Unable to execute query from beeline using Hive on Spark- return code 30041; Failed to create Spark client

Unable to execute query from beeline using Hive on Spark- return code 30041; Failed to create Spark client

New Contributor

I just built a new cluster using Cloudera Manager V7.0.3 and I am testing it.  All of the services show "green" in CM, and I have run some tests on HDFS and YARN (both MR and Spark) with no problems.  I am now trying to test Hive.  I connected to Hive using the beeline prompt, and I was able to successfully create a table, but when I try to insert a row, it fails with this error:

Error while processing statement: FAILED: Execution Error, return code 30041 from org.apache.hadoop.hive.ql.exec.spark.SparkTask. Failed to create Spark client for Spark session b0cb962c-b8d5-4254-9ff8-6c3faedb9d21 (state=42000,code=30041)

However, Spark itself seems to work OK- I did a simple test using the instructions at https://docs.cloudera.com/documentation/enterprise/5-6-x/topics/spark_first.html and that worked fine.  The job ran and I was able to see it in the YARN RM.
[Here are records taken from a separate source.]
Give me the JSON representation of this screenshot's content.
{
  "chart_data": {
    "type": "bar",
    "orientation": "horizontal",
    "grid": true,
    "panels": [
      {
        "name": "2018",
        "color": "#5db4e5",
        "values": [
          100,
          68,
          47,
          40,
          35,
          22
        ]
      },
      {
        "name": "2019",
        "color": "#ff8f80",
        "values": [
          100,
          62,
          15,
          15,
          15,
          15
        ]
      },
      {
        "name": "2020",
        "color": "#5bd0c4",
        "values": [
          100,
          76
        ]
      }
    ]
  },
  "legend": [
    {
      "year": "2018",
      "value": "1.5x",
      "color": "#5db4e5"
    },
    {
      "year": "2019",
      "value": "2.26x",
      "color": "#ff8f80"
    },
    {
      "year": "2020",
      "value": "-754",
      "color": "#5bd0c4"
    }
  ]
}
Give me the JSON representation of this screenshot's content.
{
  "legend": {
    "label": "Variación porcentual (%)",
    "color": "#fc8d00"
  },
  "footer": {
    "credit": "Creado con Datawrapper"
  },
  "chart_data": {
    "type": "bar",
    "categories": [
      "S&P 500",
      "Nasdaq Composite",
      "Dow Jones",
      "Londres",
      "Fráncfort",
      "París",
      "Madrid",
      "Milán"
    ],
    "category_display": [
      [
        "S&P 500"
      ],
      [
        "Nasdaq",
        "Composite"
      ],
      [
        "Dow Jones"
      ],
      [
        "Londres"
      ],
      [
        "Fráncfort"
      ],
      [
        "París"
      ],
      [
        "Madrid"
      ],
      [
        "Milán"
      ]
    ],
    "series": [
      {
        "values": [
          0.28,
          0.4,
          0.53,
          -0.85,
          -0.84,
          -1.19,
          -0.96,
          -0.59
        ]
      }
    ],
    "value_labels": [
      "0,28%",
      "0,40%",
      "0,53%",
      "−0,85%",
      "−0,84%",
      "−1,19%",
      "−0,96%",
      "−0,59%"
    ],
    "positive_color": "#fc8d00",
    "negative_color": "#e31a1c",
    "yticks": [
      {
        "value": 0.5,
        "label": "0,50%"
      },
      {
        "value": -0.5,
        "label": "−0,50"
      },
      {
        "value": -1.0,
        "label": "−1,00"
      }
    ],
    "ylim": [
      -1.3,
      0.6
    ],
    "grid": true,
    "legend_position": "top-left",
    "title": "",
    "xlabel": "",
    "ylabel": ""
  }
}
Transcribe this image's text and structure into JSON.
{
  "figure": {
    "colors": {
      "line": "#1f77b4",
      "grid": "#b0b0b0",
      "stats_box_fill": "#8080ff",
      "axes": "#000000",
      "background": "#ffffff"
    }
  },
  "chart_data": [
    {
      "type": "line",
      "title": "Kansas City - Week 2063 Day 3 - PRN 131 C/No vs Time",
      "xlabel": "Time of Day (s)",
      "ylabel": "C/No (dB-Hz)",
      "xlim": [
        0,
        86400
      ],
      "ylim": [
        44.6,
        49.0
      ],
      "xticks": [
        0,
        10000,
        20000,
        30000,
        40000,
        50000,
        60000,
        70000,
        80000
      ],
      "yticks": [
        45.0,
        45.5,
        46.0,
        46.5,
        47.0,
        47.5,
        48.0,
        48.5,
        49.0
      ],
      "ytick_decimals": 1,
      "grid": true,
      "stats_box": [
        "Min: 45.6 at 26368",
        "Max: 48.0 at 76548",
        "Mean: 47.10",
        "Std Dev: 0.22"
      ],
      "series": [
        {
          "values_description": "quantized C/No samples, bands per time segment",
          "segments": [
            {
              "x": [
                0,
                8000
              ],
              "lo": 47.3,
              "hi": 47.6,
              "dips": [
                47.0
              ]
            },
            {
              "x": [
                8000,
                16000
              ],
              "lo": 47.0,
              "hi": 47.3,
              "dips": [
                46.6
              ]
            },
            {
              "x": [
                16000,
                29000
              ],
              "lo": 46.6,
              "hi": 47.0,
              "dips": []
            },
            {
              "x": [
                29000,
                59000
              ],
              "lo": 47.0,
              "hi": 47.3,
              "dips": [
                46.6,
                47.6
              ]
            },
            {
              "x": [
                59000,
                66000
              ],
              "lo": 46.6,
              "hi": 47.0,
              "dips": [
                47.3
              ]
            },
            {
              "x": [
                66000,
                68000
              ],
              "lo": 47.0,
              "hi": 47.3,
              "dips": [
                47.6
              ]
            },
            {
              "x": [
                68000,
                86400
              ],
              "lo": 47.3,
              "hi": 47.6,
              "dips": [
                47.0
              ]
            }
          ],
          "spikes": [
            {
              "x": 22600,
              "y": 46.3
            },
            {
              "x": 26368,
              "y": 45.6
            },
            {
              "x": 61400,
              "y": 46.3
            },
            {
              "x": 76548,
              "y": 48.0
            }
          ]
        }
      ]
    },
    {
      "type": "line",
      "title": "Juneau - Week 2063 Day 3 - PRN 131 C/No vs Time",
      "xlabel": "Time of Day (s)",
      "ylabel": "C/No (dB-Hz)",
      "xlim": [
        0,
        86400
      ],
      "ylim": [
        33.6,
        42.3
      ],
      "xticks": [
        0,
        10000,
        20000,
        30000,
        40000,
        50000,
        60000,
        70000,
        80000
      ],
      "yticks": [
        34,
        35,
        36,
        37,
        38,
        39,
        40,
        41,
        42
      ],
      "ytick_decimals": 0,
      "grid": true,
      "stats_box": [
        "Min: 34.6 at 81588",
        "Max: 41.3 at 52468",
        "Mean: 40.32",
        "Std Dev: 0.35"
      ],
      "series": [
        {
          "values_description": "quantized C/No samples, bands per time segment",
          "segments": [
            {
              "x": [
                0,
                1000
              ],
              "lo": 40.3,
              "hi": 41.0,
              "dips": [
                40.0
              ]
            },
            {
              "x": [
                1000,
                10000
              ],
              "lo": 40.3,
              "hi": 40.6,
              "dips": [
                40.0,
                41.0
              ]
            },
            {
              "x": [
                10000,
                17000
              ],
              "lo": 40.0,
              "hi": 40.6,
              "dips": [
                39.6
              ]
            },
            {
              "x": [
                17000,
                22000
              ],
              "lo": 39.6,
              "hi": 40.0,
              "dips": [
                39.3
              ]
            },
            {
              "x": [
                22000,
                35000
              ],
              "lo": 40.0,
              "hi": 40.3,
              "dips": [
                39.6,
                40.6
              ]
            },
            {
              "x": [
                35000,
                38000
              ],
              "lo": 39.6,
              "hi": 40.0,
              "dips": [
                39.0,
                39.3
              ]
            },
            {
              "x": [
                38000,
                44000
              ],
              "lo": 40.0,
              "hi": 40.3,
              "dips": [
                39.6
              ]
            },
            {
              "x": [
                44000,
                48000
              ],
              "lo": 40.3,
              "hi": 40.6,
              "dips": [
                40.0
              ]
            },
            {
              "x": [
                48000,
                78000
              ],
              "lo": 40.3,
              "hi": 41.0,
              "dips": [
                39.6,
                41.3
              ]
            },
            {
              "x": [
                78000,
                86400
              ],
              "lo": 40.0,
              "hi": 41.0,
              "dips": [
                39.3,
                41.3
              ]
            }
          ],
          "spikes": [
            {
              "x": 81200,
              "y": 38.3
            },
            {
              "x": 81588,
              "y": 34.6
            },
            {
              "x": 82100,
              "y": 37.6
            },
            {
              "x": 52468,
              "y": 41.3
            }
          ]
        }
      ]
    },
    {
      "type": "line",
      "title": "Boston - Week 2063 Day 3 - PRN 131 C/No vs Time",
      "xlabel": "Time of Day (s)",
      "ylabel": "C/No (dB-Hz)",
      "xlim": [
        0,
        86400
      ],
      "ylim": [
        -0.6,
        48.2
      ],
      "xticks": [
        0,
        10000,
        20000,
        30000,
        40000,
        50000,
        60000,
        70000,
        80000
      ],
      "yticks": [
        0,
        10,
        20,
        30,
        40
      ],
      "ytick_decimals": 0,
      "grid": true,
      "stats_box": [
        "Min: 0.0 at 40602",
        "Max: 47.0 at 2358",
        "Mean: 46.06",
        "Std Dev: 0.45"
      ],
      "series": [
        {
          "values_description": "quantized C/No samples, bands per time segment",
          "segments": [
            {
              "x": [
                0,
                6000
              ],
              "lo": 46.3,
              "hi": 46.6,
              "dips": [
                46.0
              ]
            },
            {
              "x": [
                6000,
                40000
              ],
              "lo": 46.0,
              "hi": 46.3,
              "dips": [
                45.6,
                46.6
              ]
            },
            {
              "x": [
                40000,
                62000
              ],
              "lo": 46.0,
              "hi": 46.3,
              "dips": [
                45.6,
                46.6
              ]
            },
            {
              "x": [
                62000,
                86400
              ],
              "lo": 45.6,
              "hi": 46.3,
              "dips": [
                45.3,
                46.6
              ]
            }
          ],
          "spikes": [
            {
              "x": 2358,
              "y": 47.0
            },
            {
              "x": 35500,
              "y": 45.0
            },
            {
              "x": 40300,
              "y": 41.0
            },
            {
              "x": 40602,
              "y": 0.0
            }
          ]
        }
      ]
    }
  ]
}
I checked the HiveServer2 log and I found these messages there:

20/04/28 23:55:23 ERROR operation.Operation: [HiveServer2-Background-Pool: Thread-110]: Error running hive query: 
org.apache.hive.service.cli.HiveSQLException: Error while processing statement: FAILED: Execution Error, return code 30041 from org.apache.hadoop.hive.ql.exec.spark.SparkTask. Failed to create Spark client for Spark session fa9b5cc1-f7c2-4529-9c3c-3e923820901a
.
.
.

Caused by: org.apache.hadoop.hive.ql.metadata.HiveException: Failed to create Spark client for Spark session fa9b5cc1-f7c2-4529-9c3c-3e923820901a
.
.
.
Caused by: java.lang.NoClassDefFoundError: org/apache/spark/SparkConf
.
.
.

So that made me think that somehow the CLASSPATH that beeline is using is wrong- but I don't know how to fix that.  The Spark classes should be on that machine because I ran my YARN Spark test from there.

I also installed Hive on Tez on this cluster, so I tried to use that, and that DID work.  I connected to Hive on Tez from the beeline prompt, and I was able to insert rows into the table (the one that I created earlier) and also query it.

So Hive itself seems OK; it is only Hive on Spark that is the problem.  Can anyone help?  I have configured everything through CM, so I would prefer to fix it there, but if the only option is to "hack" a configuration file somewhere, I would try that...